EL PAíS › IMAGENES DEL DIA DE FURIA EN LA ESTACION HAEDO
Un Zè Pequenho argentino
Por Martín Piqué
Para alguien que vive en Haedo y trabaja de tarde y noche, despertarse con la radio anunciando un pequeño Vietnam a cuatro cuadras de su casa no es algo que pase todos los días. Entonces hay que ir y sumarse a la larga fila de curiosos que caminan directo a la columna de humo, que se va haciendo más espeso y oscuro en las inmediaciones de la estación de estilo inglés, a la que muchos pasajeros consideran la más linda de la línea Sarmiento. La primera imagen es un coche de la Bonaerense atravesado sobre la calle, vacío, con el parabrisas astillado por las piedras y cascotes que yacen sobre el asfalto. Las vidrieras de los bancos Itaú y Supervielle rotas. Y un ruido metálico, regular, que resuena sobre los gritos aislados de la gente en la esquina de Rivadavia y Fasola (la calle que Los Piojos hicieron famosa en Verano del ’92).
El ruido es el golpe metódico que con fierros y alguna maza reciben las máquinas expendedoras de boletos de la empresa Trenes de Buenos Aires (TBA). Un grupo de jóvenes está intentando separar las alcancías que guardan las monedas del resto de las máquinas para llevárselas. Después el esfuerzo lo pondrán en romper las alcancías. Son jóvenes, visten ropa deportiva; algunos llevan gorros con visera y la mayoría viene de Merlo y Moreno. Mientras intentan abrir las cajas que guardan las monedas en la entrada del andén, dos formaciones completas del recorrido Once-Moreno –unos nueve vagones– arden con el sonido que hacen las brasas de un asado al consumirse y caer entre los soportes de la parrilla.
El grupo que ocupa el paso a nivel de Rivadavia y Fasola, al pie de una garita de maniobras que dice “Haedo Este”, alcanza a lo sumo las 200 personas. Hay jóvenes con camisetas de fútbol de clubes locales, hay hombres de mediana edad de cuarenta o cincuenta años, hay grupos de chicas con el pelo recogido en un rodete, pantalones de gimnasia y zapatillas. Hace calor y todos llevan remera o directamente están en cueros. La única excepción es un joven esmirriado, de pelo crespo y negro, que camina con movimientos eléctricos: a pesar del sol del mediodía, el flaco –que no debe tener más de veinte años– lleva un camperón azul oscuro, casi negro. Su figura delgada en un abrigo tan holgado llama la atención.
La excepción se explica después. Con un movimiento estudiado, el adolescente se abre la campera y muestra un chaleco antibala de la policía. Aunque el chaleco le queda grande, él lo lleva como un trofeo de guerra.
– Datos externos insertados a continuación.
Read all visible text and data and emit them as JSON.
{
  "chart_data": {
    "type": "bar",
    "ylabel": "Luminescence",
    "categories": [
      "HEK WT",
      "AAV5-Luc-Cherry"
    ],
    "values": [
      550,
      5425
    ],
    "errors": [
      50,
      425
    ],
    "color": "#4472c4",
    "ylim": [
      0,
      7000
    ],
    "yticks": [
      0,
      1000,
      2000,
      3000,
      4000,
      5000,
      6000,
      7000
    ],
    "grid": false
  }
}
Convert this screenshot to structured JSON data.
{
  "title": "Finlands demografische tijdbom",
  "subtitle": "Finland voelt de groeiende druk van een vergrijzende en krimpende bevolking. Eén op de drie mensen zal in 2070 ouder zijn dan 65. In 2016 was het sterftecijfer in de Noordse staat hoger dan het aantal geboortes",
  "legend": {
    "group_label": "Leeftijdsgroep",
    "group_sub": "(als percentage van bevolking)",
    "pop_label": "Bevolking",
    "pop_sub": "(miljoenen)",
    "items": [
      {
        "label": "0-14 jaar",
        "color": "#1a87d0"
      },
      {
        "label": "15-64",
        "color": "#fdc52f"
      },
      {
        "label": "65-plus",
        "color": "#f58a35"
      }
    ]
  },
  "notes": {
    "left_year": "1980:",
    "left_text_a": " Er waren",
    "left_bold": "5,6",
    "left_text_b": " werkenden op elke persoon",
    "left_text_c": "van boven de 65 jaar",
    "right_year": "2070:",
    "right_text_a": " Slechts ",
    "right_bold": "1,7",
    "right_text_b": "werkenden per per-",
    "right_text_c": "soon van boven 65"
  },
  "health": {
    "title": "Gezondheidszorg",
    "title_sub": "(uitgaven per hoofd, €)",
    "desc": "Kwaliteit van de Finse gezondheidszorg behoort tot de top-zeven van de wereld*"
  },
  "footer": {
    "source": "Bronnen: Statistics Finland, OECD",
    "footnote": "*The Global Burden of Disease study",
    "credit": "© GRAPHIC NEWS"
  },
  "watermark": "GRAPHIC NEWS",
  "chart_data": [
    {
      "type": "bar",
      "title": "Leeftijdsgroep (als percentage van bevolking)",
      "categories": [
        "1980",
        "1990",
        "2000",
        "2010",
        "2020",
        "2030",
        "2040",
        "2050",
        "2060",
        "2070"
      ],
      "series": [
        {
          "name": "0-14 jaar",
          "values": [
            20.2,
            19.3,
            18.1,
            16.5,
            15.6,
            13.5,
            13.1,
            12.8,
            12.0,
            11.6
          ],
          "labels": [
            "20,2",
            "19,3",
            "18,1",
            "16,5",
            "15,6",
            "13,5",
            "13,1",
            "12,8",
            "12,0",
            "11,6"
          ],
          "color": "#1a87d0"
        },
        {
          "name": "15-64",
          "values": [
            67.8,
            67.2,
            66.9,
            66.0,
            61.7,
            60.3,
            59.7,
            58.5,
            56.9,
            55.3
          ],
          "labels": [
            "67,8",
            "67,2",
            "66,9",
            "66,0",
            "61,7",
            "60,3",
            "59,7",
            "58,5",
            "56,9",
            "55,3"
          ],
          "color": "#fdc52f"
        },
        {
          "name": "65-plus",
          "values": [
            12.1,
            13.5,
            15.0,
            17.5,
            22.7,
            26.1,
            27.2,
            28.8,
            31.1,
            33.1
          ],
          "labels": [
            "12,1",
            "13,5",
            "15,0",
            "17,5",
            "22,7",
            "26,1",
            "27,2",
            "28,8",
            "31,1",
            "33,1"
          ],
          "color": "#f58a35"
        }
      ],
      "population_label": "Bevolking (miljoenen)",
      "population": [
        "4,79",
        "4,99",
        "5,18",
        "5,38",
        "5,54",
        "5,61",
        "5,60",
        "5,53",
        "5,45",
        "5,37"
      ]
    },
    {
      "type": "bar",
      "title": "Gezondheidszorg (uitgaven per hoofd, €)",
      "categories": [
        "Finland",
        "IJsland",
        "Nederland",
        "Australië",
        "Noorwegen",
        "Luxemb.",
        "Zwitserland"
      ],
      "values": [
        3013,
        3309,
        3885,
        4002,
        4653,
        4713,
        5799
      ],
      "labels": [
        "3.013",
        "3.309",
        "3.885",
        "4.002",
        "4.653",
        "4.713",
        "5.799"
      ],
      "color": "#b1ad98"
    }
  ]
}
Es el resultado de la primera escaramuza con la policía, que terminó con un patrullero roto y otro, frente a la casa de empanadas Esquina del Soufflé, volcado y prendido fuego. Morocho y agresivo, su figura hace recordar al personaje de la película brasileña Ciudad De Dios, el tan respetado Zè Pequenho.
Rodeado de amigos más grandes, el Zè Pequenho argentino bromea cuando ve pasar a un rubio que viste ropa de marca y parece un habitué del gimnasio:
–¡Al blanco, al blanco! –grita señalando al rubio mientras agita por el aire un fierro. Aunque no pasa de la intimidación al acto, la víctima de sus amenazas intenta descomprimir la situación pidiendo un trago de cerveza. Es la cerveza que hasta hace poco estaba en el depósito saqueado del copetín al paso del andén. El pedido no tiene éxito. Esa negativa encierra sutiles códigos de pertenencia social. A pasos de ese lugar, otro joven con físico de adolescente –alto y muy flaco– amenaza con golpear a un cronista de Canal 9. “Mis zapatillas salen treinta pesos. ¿Cuántos salen esos zapatos?”, le pregunta con aire indignado. El movilero, que lleva traje, corbata violeta y zapatos de diseño moderno, permanece callado.